A Met Office spokesman said: “An active front will encounter cold air as it pushes into Scotland, with rain turning to snow over high ground.
“Winds will increase, gusting to over 50mph on hills, and causing snow to drift.
“There is a fair amount of uncertainty about just how low snow will penetrate, and whether it will affect road levels.”" via IceAgeNow.info
Image caption: "A Yellow snow warning for Scotland has been issued which may affect parts of the A9. Picture: PA"
March 20, 2000, "Snowfalls are now just a thing of the past," Independent UK, by Charles Onians
"According to Dr. David Viner, a senior research scientist at the climatic research unit (CRU) of the University of East Anglia, within a few years winter snowfall will become "a very rare and exciting event."
"Children just aren't going to know what snow is," he said....But very little research has been done on the cultural implications of climate change - into the possibility, for example, that our notion of Christmas might have to shift....David Parker, at the Hadley Centre for Climate Prediction and Research in Berkshire, says ultimately, British children could have only virtual experience of snow. Via the internet, they might wonder at polar scenes - or eventually "feel" virtual cold.

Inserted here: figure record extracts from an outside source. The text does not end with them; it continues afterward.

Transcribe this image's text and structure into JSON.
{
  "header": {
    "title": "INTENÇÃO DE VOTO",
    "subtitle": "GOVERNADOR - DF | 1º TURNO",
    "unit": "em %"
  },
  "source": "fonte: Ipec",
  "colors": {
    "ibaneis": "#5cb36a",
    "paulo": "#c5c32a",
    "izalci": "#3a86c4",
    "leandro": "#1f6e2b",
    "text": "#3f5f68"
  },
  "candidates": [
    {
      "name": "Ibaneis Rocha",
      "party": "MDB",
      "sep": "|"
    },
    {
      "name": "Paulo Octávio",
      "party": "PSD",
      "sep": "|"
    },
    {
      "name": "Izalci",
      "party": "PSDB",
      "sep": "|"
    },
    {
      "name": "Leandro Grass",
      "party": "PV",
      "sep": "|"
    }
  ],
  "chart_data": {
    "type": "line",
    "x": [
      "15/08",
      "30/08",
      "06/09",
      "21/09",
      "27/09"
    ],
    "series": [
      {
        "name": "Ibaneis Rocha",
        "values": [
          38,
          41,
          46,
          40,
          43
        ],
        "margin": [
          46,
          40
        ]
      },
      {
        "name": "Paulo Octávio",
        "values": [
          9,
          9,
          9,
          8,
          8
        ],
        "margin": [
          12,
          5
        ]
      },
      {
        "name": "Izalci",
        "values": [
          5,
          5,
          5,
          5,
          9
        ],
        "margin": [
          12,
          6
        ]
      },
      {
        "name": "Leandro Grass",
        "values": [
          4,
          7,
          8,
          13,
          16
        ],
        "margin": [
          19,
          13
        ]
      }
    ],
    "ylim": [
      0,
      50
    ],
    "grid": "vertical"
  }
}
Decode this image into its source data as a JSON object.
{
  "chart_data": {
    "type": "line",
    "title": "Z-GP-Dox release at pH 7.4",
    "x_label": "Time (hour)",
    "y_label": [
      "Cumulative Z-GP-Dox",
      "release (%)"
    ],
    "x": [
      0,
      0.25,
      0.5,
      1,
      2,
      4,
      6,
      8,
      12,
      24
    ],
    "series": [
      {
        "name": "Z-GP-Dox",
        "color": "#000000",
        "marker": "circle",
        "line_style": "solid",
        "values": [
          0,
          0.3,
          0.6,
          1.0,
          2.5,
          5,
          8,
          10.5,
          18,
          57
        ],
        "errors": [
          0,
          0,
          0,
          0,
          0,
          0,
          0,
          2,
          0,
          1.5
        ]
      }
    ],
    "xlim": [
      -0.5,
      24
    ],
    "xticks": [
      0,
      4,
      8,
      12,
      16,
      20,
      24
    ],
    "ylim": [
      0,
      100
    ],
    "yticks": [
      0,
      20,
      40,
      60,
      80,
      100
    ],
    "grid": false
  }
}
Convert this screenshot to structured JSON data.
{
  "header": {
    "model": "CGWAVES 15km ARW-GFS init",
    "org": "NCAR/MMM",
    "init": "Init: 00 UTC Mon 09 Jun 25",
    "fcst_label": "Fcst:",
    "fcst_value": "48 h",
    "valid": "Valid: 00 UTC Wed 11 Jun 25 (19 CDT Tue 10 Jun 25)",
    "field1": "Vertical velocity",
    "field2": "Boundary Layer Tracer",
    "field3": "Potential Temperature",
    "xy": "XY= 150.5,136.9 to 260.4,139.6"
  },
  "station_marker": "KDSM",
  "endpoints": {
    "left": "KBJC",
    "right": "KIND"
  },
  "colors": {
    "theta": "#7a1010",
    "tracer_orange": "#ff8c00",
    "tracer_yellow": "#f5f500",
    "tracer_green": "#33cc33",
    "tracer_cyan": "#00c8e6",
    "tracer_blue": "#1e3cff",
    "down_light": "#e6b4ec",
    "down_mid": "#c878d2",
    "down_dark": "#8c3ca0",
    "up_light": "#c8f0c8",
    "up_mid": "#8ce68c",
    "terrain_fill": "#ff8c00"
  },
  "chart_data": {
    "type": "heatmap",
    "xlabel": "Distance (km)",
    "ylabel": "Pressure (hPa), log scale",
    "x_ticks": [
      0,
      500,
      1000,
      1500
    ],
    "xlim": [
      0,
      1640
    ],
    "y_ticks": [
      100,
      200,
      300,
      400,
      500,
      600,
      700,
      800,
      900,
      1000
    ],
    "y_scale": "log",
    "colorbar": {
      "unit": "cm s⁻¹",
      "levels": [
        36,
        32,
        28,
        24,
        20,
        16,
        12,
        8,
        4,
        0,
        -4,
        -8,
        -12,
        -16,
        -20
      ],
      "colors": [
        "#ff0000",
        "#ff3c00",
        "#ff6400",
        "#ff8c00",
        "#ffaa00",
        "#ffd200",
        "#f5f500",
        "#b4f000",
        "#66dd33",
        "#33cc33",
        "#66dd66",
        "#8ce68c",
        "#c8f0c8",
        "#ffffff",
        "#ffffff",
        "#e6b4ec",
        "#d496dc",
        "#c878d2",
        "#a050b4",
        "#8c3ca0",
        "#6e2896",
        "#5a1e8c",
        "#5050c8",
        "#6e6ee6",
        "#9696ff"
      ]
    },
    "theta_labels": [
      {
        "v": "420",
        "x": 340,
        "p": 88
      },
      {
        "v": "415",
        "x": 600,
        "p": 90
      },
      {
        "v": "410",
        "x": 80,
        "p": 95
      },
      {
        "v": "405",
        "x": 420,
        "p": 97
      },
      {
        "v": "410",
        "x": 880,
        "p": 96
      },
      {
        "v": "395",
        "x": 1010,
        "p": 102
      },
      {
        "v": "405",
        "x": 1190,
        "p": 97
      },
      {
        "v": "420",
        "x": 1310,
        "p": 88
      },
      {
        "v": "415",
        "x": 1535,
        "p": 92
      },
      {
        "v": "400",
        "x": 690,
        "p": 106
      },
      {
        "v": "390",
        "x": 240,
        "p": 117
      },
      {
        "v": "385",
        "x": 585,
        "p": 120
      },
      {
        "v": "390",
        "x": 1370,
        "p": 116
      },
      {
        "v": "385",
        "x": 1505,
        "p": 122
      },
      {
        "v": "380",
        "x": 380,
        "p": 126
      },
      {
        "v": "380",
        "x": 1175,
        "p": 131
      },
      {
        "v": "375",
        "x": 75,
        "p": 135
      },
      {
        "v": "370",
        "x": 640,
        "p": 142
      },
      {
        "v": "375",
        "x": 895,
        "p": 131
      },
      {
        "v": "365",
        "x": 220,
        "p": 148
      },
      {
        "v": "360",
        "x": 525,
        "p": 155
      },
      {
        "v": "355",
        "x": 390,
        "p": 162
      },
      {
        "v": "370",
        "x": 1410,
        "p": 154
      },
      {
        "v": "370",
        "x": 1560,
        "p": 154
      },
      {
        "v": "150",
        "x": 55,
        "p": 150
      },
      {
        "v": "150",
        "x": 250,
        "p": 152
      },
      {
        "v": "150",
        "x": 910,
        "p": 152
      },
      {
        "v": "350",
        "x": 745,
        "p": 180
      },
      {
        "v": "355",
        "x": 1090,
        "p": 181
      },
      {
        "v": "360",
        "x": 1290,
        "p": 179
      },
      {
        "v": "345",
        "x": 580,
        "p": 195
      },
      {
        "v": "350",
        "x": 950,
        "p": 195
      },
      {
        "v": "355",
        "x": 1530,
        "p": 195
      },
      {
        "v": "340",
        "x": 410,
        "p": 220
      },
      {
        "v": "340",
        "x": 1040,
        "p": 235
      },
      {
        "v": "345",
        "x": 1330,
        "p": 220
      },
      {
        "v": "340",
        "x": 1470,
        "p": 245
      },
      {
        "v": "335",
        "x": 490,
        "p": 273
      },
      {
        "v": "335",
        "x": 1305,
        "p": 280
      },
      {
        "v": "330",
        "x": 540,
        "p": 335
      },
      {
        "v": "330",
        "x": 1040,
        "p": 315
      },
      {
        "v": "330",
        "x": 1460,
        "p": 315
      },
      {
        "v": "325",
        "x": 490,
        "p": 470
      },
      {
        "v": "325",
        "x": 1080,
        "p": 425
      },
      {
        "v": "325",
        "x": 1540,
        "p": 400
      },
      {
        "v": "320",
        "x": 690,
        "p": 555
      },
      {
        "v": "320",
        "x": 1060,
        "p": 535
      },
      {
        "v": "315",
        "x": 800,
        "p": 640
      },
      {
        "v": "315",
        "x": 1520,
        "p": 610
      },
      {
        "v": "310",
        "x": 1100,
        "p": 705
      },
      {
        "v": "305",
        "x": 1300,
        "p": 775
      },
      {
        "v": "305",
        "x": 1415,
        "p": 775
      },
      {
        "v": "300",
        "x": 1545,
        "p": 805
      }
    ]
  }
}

Heavy snow will return occasionally, says Dr Viner, but when it does we will be unprepared. "We're really going to get caught out. Snow will probably cause chaos in 20 years time," he said. The chances are certainly now stacked against the sort of heavy snowfall in cities that inspired Impressionist painters, such as Sisley, and the 19th century poet laureate Robert Bridges, who wrote in "London Snow" of it, "stealthily and perpetually settling and loosely lying". Not any more, it seems."